Sultan Yohana
  • Catatan Lepas
  • Catatan Bola
  • Cerita Foto
  • Cerita Sangat Pendek
No Result
View All Result
  • Catatan Lepas
  • Catatan Bola
  • Cerita Foto
  • Cerita Sangat Pendek
No Result
View All Result
Sultan Yohana
No Result
View All Result
Home Catatan Lepas Humaniora

Perempuan yang Kaku Beku

Sultan Yohana by Sultan Yohana
October 29, 2005
in Humaniora
0
0
SHARES
2
VIEWS
Share on FacebookShare on Twitter

Perempuan itu tergolek kaku beku. Pada meja triplek melamin putih sepanjang tiga kali satu meter persegi. Namun tidak mati. Degup jantung dan tarikan nafasnya masih terdengar dari tempat duduk saya, sekitar tiga meter dari tempatnya berada.

Botol besar bir, gelas yang menyisakan sedikit busa, dan serakan kwaci yang sulit dipisahkan lagi, mana yang berisi mana tinggal kulitnya saja, terhampar di sisi kiri tubuh perempuan itu. Seorang lelaki muda, bukan pacar atau kenalan, bukan teman maupun kawan, duduk tepekur, sebangku dengannya. Merokok dan menatap kosong layar televisi yang saya yakin, sama sekali tidak ia nikmati.

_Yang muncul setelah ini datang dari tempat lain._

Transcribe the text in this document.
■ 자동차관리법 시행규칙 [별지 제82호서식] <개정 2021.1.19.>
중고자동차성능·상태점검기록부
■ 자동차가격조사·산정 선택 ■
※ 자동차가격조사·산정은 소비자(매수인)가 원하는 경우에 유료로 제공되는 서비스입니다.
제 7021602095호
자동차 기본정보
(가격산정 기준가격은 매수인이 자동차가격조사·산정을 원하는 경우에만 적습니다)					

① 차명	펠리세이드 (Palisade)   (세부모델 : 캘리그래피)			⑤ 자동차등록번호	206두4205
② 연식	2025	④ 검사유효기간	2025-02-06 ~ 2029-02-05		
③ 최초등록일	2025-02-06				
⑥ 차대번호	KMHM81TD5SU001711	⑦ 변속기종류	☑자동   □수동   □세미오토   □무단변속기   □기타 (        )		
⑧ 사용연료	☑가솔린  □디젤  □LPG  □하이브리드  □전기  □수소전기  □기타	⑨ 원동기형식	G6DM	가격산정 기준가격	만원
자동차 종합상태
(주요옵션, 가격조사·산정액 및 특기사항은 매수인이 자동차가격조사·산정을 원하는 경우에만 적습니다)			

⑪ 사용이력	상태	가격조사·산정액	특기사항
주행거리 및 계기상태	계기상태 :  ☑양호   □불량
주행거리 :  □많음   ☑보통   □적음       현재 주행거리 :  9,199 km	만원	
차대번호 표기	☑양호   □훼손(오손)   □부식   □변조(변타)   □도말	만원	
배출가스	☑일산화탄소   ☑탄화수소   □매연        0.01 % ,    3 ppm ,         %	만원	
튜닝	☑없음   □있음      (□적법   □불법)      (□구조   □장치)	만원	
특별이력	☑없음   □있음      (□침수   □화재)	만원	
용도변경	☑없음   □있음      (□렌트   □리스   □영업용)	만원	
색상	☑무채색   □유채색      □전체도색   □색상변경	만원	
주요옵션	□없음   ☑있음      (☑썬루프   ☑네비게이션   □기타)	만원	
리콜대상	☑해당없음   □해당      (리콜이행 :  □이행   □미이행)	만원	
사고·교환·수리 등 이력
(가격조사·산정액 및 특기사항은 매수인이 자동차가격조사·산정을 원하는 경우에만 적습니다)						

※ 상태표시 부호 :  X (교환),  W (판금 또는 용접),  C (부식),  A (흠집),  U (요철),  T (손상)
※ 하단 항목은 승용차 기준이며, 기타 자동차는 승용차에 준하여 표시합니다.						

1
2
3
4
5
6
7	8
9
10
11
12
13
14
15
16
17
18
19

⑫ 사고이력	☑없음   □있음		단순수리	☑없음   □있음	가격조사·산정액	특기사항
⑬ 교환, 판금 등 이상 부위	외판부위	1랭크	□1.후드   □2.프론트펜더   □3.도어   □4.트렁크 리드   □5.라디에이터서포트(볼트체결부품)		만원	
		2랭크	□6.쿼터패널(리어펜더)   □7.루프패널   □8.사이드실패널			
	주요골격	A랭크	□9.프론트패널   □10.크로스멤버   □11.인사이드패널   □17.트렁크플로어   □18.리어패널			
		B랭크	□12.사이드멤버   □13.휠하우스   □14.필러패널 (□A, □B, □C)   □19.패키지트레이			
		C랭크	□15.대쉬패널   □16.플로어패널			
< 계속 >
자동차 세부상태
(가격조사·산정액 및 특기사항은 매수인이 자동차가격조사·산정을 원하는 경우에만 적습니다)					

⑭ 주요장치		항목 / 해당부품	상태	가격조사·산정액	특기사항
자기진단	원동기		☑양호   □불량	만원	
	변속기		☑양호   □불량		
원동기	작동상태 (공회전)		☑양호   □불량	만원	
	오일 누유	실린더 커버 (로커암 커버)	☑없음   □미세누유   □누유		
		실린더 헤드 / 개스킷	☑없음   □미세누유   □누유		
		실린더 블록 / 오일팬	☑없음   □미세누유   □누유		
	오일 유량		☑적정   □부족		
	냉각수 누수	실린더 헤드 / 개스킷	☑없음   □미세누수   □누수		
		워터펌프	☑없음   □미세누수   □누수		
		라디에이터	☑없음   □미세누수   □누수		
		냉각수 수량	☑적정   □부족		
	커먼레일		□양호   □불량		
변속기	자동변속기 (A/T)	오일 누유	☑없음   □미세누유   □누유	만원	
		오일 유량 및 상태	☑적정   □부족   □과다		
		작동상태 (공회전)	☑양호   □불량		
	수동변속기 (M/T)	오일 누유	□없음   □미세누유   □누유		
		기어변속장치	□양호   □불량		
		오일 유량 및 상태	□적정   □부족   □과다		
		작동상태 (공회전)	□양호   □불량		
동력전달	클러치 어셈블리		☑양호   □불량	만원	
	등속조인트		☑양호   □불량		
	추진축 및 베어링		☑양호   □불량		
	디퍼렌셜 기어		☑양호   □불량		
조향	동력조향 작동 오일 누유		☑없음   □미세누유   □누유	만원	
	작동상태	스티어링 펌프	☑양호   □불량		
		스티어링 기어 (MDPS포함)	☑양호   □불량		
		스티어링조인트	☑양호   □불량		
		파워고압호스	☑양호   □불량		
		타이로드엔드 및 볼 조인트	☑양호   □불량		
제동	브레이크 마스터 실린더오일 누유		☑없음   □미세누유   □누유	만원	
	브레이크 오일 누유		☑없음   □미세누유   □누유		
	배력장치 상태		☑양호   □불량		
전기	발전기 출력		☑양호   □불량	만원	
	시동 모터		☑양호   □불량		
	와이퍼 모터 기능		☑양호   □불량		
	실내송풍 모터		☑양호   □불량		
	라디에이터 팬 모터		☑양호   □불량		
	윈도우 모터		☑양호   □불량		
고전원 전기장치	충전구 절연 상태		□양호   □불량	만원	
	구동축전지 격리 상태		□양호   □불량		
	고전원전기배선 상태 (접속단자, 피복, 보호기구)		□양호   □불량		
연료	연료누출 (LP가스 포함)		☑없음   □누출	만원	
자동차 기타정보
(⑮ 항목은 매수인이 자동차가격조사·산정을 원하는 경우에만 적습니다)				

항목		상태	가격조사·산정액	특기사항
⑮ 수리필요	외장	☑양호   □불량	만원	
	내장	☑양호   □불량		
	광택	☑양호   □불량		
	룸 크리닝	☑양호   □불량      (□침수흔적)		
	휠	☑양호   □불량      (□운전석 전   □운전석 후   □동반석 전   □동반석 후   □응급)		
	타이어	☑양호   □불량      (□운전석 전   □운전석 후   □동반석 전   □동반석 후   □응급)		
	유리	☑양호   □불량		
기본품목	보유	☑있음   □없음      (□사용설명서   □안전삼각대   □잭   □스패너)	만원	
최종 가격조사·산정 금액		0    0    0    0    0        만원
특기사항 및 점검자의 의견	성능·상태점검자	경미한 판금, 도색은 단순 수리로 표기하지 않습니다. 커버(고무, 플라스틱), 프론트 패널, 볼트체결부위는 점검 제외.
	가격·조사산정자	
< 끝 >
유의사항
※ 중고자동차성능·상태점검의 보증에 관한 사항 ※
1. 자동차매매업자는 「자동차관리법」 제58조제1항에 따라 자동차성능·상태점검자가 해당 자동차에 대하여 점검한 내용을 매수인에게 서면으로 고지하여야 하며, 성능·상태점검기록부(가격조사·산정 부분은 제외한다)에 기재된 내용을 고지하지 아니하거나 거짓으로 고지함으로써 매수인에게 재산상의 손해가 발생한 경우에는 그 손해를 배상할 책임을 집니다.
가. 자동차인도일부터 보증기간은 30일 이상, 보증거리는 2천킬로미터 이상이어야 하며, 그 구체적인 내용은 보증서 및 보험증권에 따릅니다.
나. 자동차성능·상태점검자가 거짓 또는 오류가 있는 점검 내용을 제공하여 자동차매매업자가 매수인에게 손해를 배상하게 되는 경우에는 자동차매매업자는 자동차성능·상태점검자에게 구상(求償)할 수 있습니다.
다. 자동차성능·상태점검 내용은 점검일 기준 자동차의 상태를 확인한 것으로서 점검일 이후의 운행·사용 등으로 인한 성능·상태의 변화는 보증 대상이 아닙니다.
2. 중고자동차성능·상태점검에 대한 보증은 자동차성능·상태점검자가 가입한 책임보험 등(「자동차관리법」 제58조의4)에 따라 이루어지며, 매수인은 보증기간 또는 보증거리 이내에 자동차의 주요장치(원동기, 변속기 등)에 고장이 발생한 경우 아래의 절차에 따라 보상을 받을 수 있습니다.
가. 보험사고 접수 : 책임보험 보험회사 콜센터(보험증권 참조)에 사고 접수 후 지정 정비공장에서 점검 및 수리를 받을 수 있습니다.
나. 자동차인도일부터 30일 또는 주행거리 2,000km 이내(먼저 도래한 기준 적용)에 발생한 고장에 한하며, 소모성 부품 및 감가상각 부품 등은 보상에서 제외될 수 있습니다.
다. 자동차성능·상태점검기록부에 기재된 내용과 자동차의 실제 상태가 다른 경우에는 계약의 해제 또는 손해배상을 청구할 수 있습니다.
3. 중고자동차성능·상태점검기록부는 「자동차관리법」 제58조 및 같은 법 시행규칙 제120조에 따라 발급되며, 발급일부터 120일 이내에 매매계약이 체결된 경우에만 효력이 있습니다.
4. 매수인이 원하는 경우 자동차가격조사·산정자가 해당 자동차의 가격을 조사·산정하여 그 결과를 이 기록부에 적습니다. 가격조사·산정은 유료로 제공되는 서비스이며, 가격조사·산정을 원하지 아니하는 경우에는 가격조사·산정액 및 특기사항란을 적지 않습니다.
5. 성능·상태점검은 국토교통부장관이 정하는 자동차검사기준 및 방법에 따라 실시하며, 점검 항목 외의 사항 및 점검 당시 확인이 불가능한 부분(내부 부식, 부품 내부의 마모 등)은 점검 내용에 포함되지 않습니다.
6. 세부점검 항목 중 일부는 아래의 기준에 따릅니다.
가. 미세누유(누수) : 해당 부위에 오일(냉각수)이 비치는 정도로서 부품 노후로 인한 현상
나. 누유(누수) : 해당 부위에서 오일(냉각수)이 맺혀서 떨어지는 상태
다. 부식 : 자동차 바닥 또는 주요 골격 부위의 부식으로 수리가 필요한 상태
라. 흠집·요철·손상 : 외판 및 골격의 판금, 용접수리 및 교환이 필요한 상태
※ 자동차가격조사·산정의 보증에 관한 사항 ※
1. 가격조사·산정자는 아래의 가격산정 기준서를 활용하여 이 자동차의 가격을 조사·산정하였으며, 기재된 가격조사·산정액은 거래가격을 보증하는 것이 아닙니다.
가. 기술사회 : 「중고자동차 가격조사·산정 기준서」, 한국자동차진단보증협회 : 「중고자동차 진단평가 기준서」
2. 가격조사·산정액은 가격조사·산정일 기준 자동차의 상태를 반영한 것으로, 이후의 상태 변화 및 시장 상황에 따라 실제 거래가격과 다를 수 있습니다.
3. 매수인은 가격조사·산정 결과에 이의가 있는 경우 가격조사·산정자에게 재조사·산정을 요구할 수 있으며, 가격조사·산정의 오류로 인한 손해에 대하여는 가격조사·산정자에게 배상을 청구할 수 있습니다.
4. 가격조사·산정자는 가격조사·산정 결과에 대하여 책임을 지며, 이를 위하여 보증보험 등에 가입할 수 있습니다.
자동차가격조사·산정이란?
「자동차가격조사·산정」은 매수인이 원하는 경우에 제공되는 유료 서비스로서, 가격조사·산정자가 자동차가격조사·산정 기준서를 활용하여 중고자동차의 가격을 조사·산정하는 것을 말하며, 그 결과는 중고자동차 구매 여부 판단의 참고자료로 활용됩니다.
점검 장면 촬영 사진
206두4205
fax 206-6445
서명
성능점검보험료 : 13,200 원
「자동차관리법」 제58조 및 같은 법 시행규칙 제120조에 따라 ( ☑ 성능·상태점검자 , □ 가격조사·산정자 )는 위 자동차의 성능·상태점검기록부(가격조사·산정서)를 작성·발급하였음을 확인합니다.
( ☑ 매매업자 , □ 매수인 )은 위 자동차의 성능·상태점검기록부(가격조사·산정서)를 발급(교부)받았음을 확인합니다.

Dia, lelaki itu, tampaknya tak perduli apa-apa.

Ramadan, malam ke 21.

Tubuh perempuan itu tergolek kaku beku. Namun tidak mati. Sesekali geliatnya hadir. Sisa-sisa eksistensi. Namun, sepertinya ia tak bisa apa-apa selain tergolek kaku membeku. Di antara dentuman house music dari sound system murahan sebuah arena hiburan jalanan. Di sudut Nagoya yang diguyur hujan semalaman.

Perempuan itu, tubuh muda yang sia-sia. Yang kemolekannya hanya untuk dimakan malam. Ramadan, sebuah yang suci, tak mampu berbuat apa-apa untuk menghentikan penderitaannya.

Sebelum tergolek kaku membeku, perempuan itu sempat berbagi cerita pada saya. Yang selanjutnya saya bagikan kepada Anda semua. Tentu saja disertai dengan gerakan, gemulaian, dan tarian menggelinjang. Ia merayu saya. Sebentuk servis ekstra yang maaf, saya tidak bisa melakukannya untuk Anda.

”Di kampung, Ramadan setua ini, biasanya aku sudah khatam tiga-empat kali Al Qalam,” Dia menyeringai. Menyodorkan gelas berisi bir ke mulutnya. Dan, ditenggaknya sekaligus bersama busa-busa sekalian. ”Dulu, Ramadan yang ganjil seperti sekarang ini, yang ada di kepala kami hanyalah malam Lailatul Qadar. Tidak yang lain.”

Dia menghentikan sejenak ceritanya. Disambarnya rokok putih saya, diambilnya sebatang, dan sebelum sempat ia meminta menyulutkan api, saya sudah melakukannya.

“Bagaimana dengan puasamu?” Dia bertanya.
“Saya akan melakukannya jika sudah enggan berprasangka lagi!” Dia terlihat biasa dengan jawaban saya.
“Masih menulis cerita-ceritamu?” Saya tak bisa menebak, kenapa dia berbelok tema, membicarakan adalahcerita.
“Saya akan menghentikannya jika saya sudah bisa berpuasa.”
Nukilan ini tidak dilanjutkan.